President Washington, President Lincoln, President Wilson, President Roosevelt have all authorized electronic surveillance on a far broader scale.
-- Alberto Gonzales, testifying in a Senate Committee Hearing, February 6, 2006 (video here).
I'm sure they did, Mr. Gonzales. History Lessons:
1752 Benjamin Franklin does experiment with kite and lightning.
1775 George Washington named Commander in Chief of Revolutionary War.
1781 Revolutionary War ends when British surrender at Yorktown, Virginia.
1789 George Washington takes office as President of the United States.
1791 Bill of Rights ratified.
1797 John Adams takes office as the second President of the United States.
1798 Alien and Sedition Acts adopted.
1801 Thomas Jefferson takes office as the third President of the United States.
1801 Benjamin Franklin's grandson and others convicted under the Alien and Sedition Acts were pardoned, and the fines paid were reimbursed with interest.
1844 Telegraph invented.
1858 First transatlantic telegraph line completed.
1861 Civil War begins; First transcontinental telegraph lines opens.
1865 Abraham Lincoln Assassinated; Civil War ends.
1866 Lincoln's enemy combatant policy held unconstitutional in Ex Parte Milligan.
1867 Telegraph messages send during year nationwide approximately 5.8 million.
1869 First transcontinental railroad completed.
1876 Telephone invented.
1879 Electric light and radio invented.
1880 47,900 telephones in the United States.
1891 First automatic telephone exchange invented.
1901 Theodore Roosevelt takes office as President.
1913 Woodrow Wilson takes office as successor to Theodore Roosevelt as President.
1914 Fourth Amendment Exclusionary Rule adopted in Weeks v.

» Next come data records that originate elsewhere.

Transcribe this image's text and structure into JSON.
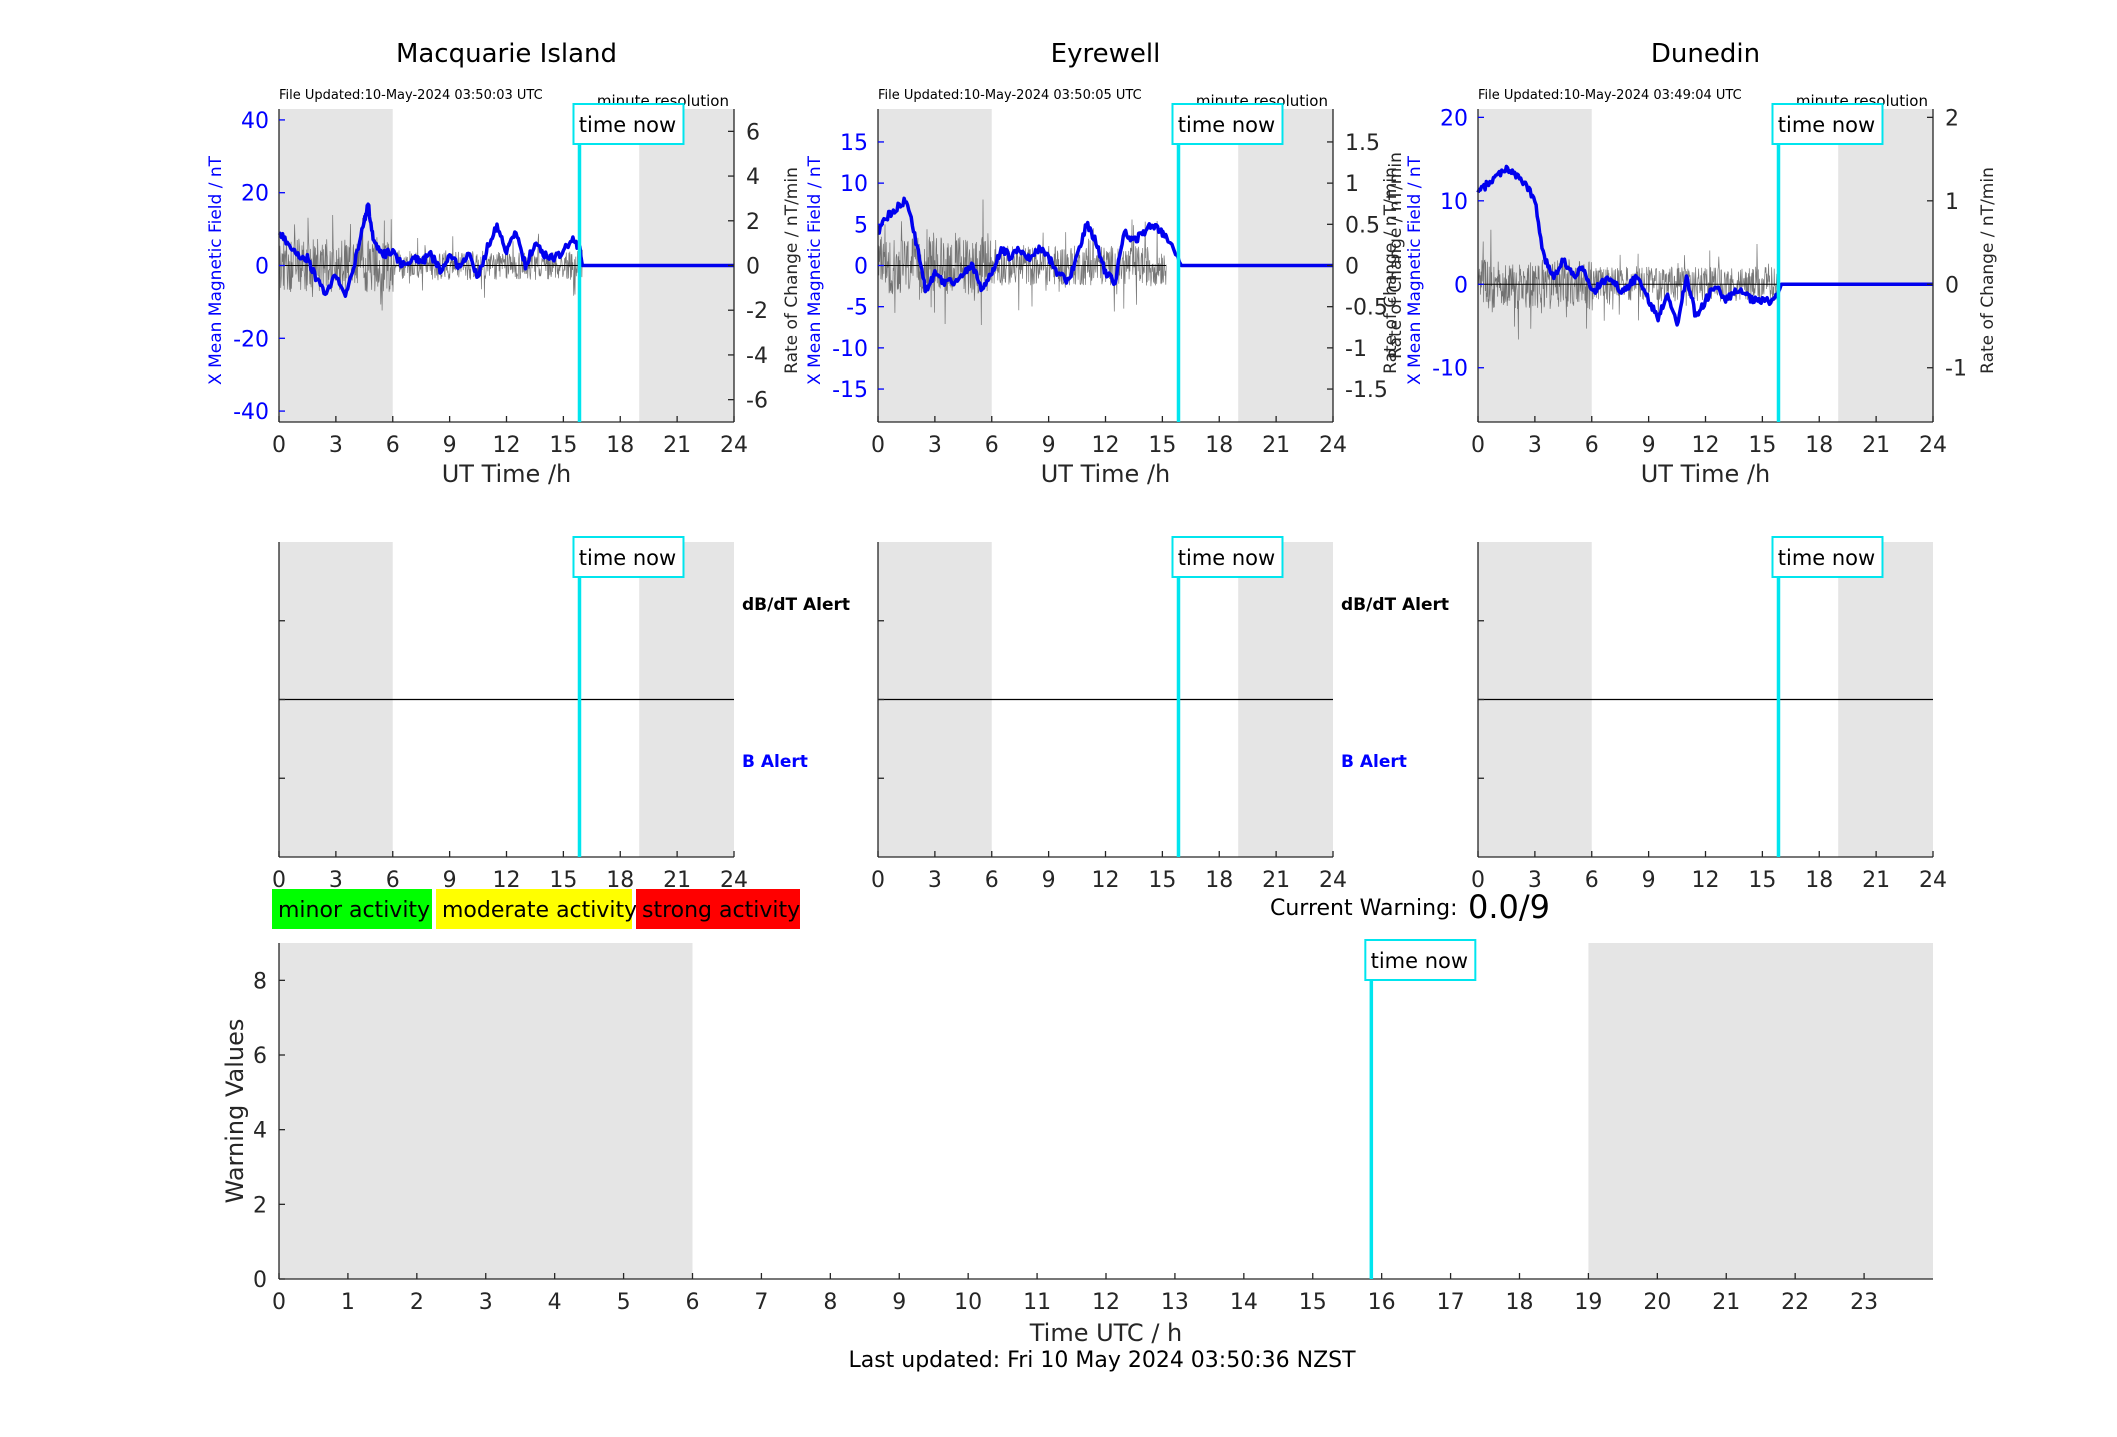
{
  "chart_data": [
    {
      "type": "line",
      "station": "Macquarie Island",
      "file_updated": "File Updated:10-May-2024 03:50:03 UTC",
      "resolution": "minute resolution",
      "xlabel": "UT Time /h",
      "ylabel_left": "X Mean Magnetic Field / nT",
      "ylabel_right": "Rate of Change / nT/min",
      "xlim": [
        0,
        24
      ],
      "xticks": [
        0,
        3,
        6,
        9,
        12,
        15,
        18,
        21,
        24
      ],
      "ylim_left": [
        -43,
        43
      ],
      "yticks_left": [
        -40,
        -20,
        0,
        20,
        40
      ],
      "ylim_right": [
        -7,
        7
      ],
      "yticks_right": [
        -6,
        -4,
        -2,
        0,
        2,
        4,
        6
      ],
      "night_shading": [
        [
          0,
          6
        ],
        [
          19,
          24
        ]
      ],
      "time_now": 15.85,
      "time_now_label": "time now",
      "series": [
        {
          "name": "X Mean Magnetic Field",
          "axis": "left",
          "x": [
            0,
            0.5,
            1,
            1.5,
            2,
            2.5,
            3,
            3.5,
            4,
            4.5,
            4.7,
            5,
            5.5,
            6,
            6.5,
            7,
            7.5,
            8,
            8.5,
            9,
            9.5,
            10,
            10.5,
            11,
            11.5,
            12,
            12.5,
            13,
            13.5,
            14,
            14.5,
            15,
            15.5,
            15.85,
            16,
            24
          ],
          "y": [
            9,
            6,
            3,
            2,
            -4,
            -8,
            -2,
            -9,
            1,
            12,
            17,
            6,
            3,
            4,
            0,
            2,
            1,
            3,
            -1,
            2,
            0,
            3,
            -3,
            5,
            11,
            4,
            9,
            0,
            6,
            3,
            2,
            4,
            7,
            5,
            0,
            0
          ]
        },
        {
          "name": "Rate of Change",
          "axis": "right",
          "style": "thin-gray-noise",
          "x0": 0,
          "x1": 16,
          "amplitude": 1.2
        }
      ]
    },
    {
      "type": "line",
      "station": "Eyrewell",
      "file_updated": "File Updated:10-May-2024 03:50:05 UTC",
      "resolution": "minute resolution",
      "xlabel": "UT Time /h",
      "ylabel_left": "X Mean Magnetic Field / nT",
      "ylabel_right": "Rate of Change / nT/min",
      "xlim": [
        0,
        24
      ],
      "xticks": [
        0,
        3,
        6,
        9,
        12,
        15,
        18,
        21,
        24
      ],
      "ylim_left": [
        -19,
        19
      ],
      "yticks_left": [
        -15,
        -10,
        -5,
        0,
        5,
        10,
        15
      ],
      "ylim_right": [
        -1.9,
        1.9
      ],
      "yticks_right": [
        -1.5,
        -1,
        -0.5,
        0,
        0.5,
        1,
        1.5
      ],
      "night_shading": [
        [
          0,
          6
        ],
        [
          19,
          24
        ]
      ],
      "time_now": 15.85,
      "time_now_label": "time now",
      "series": [
        {
          "name": "X Mean Magnetic Field",
          "axis": "left",
          "x": [
            0,
            0.5,
            1,
            1.5,
            2,
            2.5,
            3,
            3.5,
            4,
            4.5,
            5,
            5.5,
            6,
            6.5,
            7,
            7.5,
            8,
            8.5,
            9,
            9.5,
            10,
            10.5,
            11,
            11.5,
            12,
            12.5,
            13,
            13.5,
            14,
            14.5,
            15,
            15.2,
            16,
            24
          ],
          "y": [
            4,
            6,
            7,
            8,
            3,
            -3,
            -1,
            -2,
            -2,
            -1,
            0,
            -3,
            -1,
            2,
            1,
            2,
            1,
            2,
            1,
            -1,
            -2,
            1,
            5,
            3,
            -1,
            -2,
            4,
            3,
            4,
            5,
            4,
            3.5,
            0,
            0
          ]
        },
        {
          "name": "Rate of Change",
          "axis": "right",
          "style": "thin-gray-noise",
          "x0": 0,
          "x1": 15.2,
          "amplitude": 0.35
        }
      ]
    },
    {
      "type": "line",
      "station": "Dunedin",
      "file_updated": "File Updated:10-May-2024 03:49:04 UTC",
      "resolution": "minute resolution",
      "xlabel": "UT Time /h",
      "ylabel_left": "X Mean Magnetic Field / nT",
      "ylabel_right": "Rate of Change / nT/min",
      "xlim": [
        0,
        24
      ],
      "xticks": [
        0,
        3,
        6,
        9,
        12,
        15,
        18,
        21,
        24
      ],
      "ylim_left": [
        -16.5,
        21
      ],
      "yticks_left": [
        -10,
        0,
        10,
        20
      ],
      "ylim_right": [
        -1.65,
        2.1
      ],
      "yticks_right": [
        -1,
        0,
        1,
        2
      ],
      "night_shading": [
        [
          0,
          6
        ],
        [
          19,
          24
        ]
      ],
      "time_now": 15.85,
      "time_now_label": "time now",
      "series": [
        {
          "name": "X Mean Magnetic Field",
          "axis": "left",
          "x": [
            0,
            0.5,
            1,
            1.5,
            2,
            2.5,
            3,
            3.5,
            4,
            4.5,
            5,
            5.5,
            6,
            6.5,
            7,
            7.5,
            8,
            8.5,
            9,
            9.5,
            10,
            10.5,
            11,
            11.5,
            12,
            12.5,
            13,
            13.5,
            14,
            14.5,
            15,
            15.5,
            15.85,
            16,
            24
          ],
          "y": [
            11,
            12,
            13,
            14,
            13,
            12,
            10,
            3,
            1,
            3,
            1,
            2,
            -1,
            0,
            1,
            -1,
            0,
            1,
            -2,
            -4,
            -1,
            -5,
            1,
            -4,
            -2,
            0,
            -2,
            -1,
            -1,
            -2,
            -2,
            -2,
            -1,
            0,
            0
          ]
        },
        {
          "name": "Rate of Change",
          "axis": "right",
          "style": "thin-gray-noise",
          "x0": 0,
          "x1": 15.85,
          "amplitude": 0.3
        }
      ]
    },
    {
      "type": "line",
      "station": "Macquarie Island alerts",
      "xlim": [
        0,
        24
      ],
      "xticks": [
        0,
        3,
        6,
        9,
        12,
        15,
        18,
        21,
        24
      ],
      "night_shading": [
        [
          0,
          6
        ],
        [
          19,
          24
        ]
      ],
      "time_now": 15.85,
      "time_now_label": "time now",
      "labels": [
        "dB/dT Alert",
        "B Alert"
      ]
    },
    {
      "type": "line",
      "station": "Eyrewell alerts",
      "xlim": [
        0,
        24
      ],
      "xticks": [
        0,
        3,
        6,
        9,
        12,
        15,
        18,
        21,
        24
      ],
      "night_shading": [
        [
          0,
          6
        ],
        [
          19,
          24
        ]
      ],
      "time_now": 15.85,
      "time_now_label": "time now",
      "labels": [
        "dB/dT Alert",
        "B Alert"
      ]
    },
    {
      "type": "line",
      "station": "Dunedin alerts",
      "xlim": [
        0,
        24
      ],
      "xticks": [
        0,
        3,
        6,
        9,
        12,
        15,
        18,
        21,
        24
      ],
      "night_shading": [
        [
          0,
          6
        ],
        [
          19,
          24
        ]
      ],
      "time_now": 15.85,
      "time_now_label": "time now",
      "labels": []
    },
    {
      "type": "bar",
      "xlabel": "Time UTC / h",
      "ylabel": "Warning Values",
      "xlim": [
        0,
        24
      ],
      "xticks": [
        0,
        1,
        2,
        3,
        4,
        5,
        6,
        7,
        8,
        9,
        10,
        11,
        12,
        13,
        14,
        15,
        16,
        17,
        18,
        19,
        20,
        21,
        22,
        23
      ],
      "ylim": [
        0,
        9
      ],
      "yticks": [
        0,
        2,
        4,
        6,
        8
      ],
      "night_shading": [
        [
          0,
          6
        ],
        [
          19,
          24
        ]
      ],
      "time_now": 15.85,
      "time_now_label": "time now",
      "values": []
    }
  ],
  "legend": {
    "items": [
      {
        "label": "minor activity",
        "color": "#00ff00"
      },
      {
        "label": "moderate activity",
        "color": "#ffff00"
      },
      {
        "label": "strong activity",
        "color": "#ff0000"
      }
    ]
  },
  "warning": {
    "label": "Current Warning:",
    "value": "0.0/9"
  },
  "footer": {
    "last_updated": "Last updated: Fri 10 May 2024 03:50:36 NZST"
  },
  "colors": {
    "field_line": "#0000ee",
    "rate_line": "#555555",
    "time_now": "#00e5ee",
    "night": "#e5e5e5"
  }
}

United States.
1917 United States joins World War I.
1919 World War I ends.
1921 Woodrow Wilson leaves the Presidency.
1922 First radio station opened.
1927 First talking motion picture; first prototype television built.
1933 Franklin Delano Roosevelt takes office as President.
1941 United States joins World War II.
1945 Franklin Delano Roosevelt dies in office; World War II ends.
1972 U.S. Supreme Court holds President is not above the law. U.S. v. Nixon.
1978 Foreign Intelligence Surveillance Act (FISA) passed by Congress.
The Foreign Intelligence Surveilence Act was passed, at the request of President Ford's Administration, more than thirty years after the second President Roosevelt died in office (I presume that Mr. Gonzales meant Franklin and not Teddy). Some of Lincoln's wartime tactics were held unconstitutional by the U.S. Supreme Court even then. President Washington's wartime years preceded not only any communications use of electricity, but also the Bill of Rights.
We now know why he wasn't placed under oath. I wonder if Ken Salazar is still glad that he broke with his party to support this man's confirmation now?